A loira insistiu: - Só pode ter sido ele!
Quis pedir socorro. Para quem? A mãe faxineira estava longe, do outro lado da cidade. O pai tinha ido para São Paulo, arrumar trabalho. Estava só. Acuado entre a loira ricaça e o chefe da portaria.
***
Estava já na hora de ajudar a família. Precisava se virar. Aquele emprego de boy no hotel de luxo viera a calhar. A mãe, com ajuda de pistolão, quem conseguiu. Sentiu-se importante dentro da farda de brim marrom e botões dourados. Já no primeiro dia ganhou gorjeta. Ficou esperto. Serviçal. Corria de um lado para outro atendendo ordens. – Menino, vá buscar um maço de cigarros! – boy, me trás um melhoral! Ele voando. Aprendeu, com quatorze anos, que a rapidez e a bajulação eram apreciadas. Também aprendeu a tomar sorvete kibon, beber coca-cola, comer hambúrguer, fumar um cigarrinho. Recusou o baseado que lhe fora oferecido no bar do China. Tinha dinheiro. Gostava disso.
***
- Fala, moleque! Onde você escondeu o anel?
- Não sei de anel nenhum! Nunca vi esse anel!
- Chame o gerente! Exigiu a loira.
O gerente apareceu. Cara de preocupado. Indagou sobre o que estava acontecendo. A loira quem falou:
- Esse menino entrou no meu quarto e furtou meu anel! Um solitário. Presente de casamento.
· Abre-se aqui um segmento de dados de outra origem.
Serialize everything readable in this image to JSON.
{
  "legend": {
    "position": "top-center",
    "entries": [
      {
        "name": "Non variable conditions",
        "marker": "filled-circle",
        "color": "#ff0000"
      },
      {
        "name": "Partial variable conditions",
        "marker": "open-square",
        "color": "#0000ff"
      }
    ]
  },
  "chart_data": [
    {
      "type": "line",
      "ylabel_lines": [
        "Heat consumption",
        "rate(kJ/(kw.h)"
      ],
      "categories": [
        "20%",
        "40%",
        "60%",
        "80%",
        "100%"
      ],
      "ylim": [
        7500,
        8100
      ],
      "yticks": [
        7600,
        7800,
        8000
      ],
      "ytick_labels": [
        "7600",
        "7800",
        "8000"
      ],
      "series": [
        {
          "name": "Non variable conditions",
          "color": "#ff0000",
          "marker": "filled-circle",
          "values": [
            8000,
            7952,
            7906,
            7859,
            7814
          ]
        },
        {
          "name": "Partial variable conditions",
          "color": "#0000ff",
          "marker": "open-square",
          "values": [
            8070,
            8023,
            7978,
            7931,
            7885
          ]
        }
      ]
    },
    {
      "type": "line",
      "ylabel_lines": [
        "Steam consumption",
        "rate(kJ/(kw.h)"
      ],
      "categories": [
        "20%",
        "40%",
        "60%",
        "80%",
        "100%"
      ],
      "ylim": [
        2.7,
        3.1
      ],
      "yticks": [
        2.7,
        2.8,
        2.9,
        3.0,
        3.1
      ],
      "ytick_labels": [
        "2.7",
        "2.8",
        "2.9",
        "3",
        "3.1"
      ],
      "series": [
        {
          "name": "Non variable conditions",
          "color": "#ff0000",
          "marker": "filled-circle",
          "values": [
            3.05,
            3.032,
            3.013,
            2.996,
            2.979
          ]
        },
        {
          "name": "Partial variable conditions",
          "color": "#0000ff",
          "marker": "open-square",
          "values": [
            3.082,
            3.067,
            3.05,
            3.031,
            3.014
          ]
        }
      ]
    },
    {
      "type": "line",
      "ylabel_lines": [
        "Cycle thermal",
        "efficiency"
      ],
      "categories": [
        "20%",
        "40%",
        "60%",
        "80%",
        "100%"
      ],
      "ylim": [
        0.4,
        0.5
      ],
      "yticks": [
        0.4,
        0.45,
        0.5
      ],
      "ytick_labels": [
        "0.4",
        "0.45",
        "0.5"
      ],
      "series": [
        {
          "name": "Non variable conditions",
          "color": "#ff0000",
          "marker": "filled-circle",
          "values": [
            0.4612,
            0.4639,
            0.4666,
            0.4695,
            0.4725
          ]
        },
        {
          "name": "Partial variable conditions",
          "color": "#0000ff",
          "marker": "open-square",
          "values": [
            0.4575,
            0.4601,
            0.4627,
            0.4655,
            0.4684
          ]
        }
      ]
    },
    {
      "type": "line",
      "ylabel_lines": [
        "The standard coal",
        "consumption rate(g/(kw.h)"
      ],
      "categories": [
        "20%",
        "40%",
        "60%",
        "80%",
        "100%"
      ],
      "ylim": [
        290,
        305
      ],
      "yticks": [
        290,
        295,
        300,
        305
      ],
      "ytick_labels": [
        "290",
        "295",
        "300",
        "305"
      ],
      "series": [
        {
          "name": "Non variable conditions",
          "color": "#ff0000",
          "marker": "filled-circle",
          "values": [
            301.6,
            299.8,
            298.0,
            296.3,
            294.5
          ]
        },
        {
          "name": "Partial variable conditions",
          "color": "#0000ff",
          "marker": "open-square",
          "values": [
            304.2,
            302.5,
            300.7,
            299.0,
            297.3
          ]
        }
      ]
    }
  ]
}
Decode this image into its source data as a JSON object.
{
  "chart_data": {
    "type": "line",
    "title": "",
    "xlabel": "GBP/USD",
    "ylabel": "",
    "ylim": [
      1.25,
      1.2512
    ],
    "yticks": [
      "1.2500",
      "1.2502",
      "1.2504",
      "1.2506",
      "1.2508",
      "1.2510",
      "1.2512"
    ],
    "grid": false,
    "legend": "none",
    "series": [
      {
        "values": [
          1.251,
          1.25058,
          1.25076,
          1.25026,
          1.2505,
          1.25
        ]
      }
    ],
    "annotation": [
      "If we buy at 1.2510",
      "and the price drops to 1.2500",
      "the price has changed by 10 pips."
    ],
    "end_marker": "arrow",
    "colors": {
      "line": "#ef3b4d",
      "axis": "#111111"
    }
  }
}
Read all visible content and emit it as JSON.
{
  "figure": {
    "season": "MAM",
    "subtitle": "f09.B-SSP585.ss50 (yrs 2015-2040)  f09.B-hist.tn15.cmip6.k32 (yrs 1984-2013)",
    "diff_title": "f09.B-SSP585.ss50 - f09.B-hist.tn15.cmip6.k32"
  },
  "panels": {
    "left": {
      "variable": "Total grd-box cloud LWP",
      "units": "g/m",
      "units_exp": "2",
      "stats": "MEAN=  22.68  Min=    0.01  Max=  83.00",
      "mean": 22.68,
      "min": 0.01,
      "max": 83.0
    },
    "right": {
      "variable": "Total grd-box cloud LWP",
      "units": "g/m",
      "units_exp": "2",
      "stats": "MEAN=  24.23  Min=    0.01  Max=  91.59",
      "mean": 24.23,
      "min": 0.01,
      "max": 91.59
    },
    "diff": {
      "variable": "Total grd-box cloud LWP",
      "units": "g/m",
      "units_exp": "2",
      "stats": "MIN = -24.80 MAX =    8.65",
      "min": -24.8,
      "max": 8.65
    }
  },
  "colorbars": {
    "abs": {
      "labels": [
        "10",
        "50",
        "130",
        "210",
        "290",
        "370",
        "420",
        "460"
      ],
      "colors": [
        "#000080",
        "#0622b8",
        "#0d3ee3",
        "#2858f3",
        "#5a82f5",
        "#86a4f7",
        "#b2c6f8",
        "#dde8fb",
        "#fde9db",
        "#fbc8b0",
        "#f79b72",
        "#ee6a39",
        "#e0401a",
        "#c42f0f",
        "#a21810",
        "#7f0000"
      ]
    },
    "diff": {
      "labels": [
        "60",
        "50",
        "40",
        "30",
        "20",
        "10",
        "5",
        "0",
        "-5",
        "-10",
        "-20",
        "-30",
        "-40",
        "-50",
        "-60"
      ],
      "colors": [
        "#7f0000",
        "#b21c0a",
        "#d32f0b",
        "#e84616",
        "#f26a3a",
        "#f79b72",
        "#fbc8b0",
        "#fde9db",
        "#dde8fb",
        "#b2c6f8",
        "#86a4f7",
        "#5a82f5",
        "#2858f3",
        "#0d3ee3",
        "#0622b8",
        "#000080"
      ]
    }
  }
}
- Não, dona... não fiz isso! Juro! Podem me revistar!
***
Fora a loira gostosa quem lhe dera a chave do quarto. Mandou ele levar as flores que acabara de ganhar do marido velhusco. Ele, atencioso, obedeceu a ordem. A loira e o coroa foram para o restaurante. Iriam demorar para subir para o quarto. Aproveitou para mexer nas coisas. Experimentou a colônia masculina, entrou no banheiro, viu a calcinha da loira jogada num canto. Apanhou. Cheirou. Sentiu ereção. Passou o pau na peça íntima e se masturbou. Limpou tudo com papel higiênico. Voltou para a portaria.
***
O gerente determinou: - Vamos para o vestiário! A loira e o chefe da portaria juntos.
- Tira a roupa, moleque!
- Não! Pelo amor de Deus! Sentiu vergonha.
- Tira ou leva porrada!
Começou a chorar.
O chefe da portaria o imobilizou. O gerente fez a revista. – Não tem nada com ele!
A loira, excitada, insistiu: - pode ter guardado no próprio corpo. Já tive uma empregada que me furtou dinheiro e enfiou na vagina..
Os olhos verdes do chefe dos porteiros brilharam e se encheram de sangue. Verde-vermelho contrastando. O bigode fino... o sorriso... o demônio.
- Abre as pernas, moleque!
- Não! Por fa...
Tirou o dedo cheio de bosta. Cheirou apreciando. Sorriu.
- Não está com ele! Deve ter escondido em algum lugar.
***
A loira gostosa, o gerente e o chefe da portaria discutem no saguão. O menino chorando. Uma figura elegante, de negro, se aproxima. É o maître.
- A senhora esqueceu isto no restaurante! - e lhe entregou o anel.
Ninguém pediu desculpas ao menino.
A loira sai rindo. Alegre. Achou o seu objeto. Nada mais lhe importava.
***
Chegou na casa. Três cômodos no cortiço. Ajuntou suas roupas e as colocou numa maleta de plástico. Tirou de seu canto secreto uma caixa de sapatos. Estava cheia de dinheiro. Tinha economizado as propinas. Contou. Dava para o que queria. Sabia onde encontrar.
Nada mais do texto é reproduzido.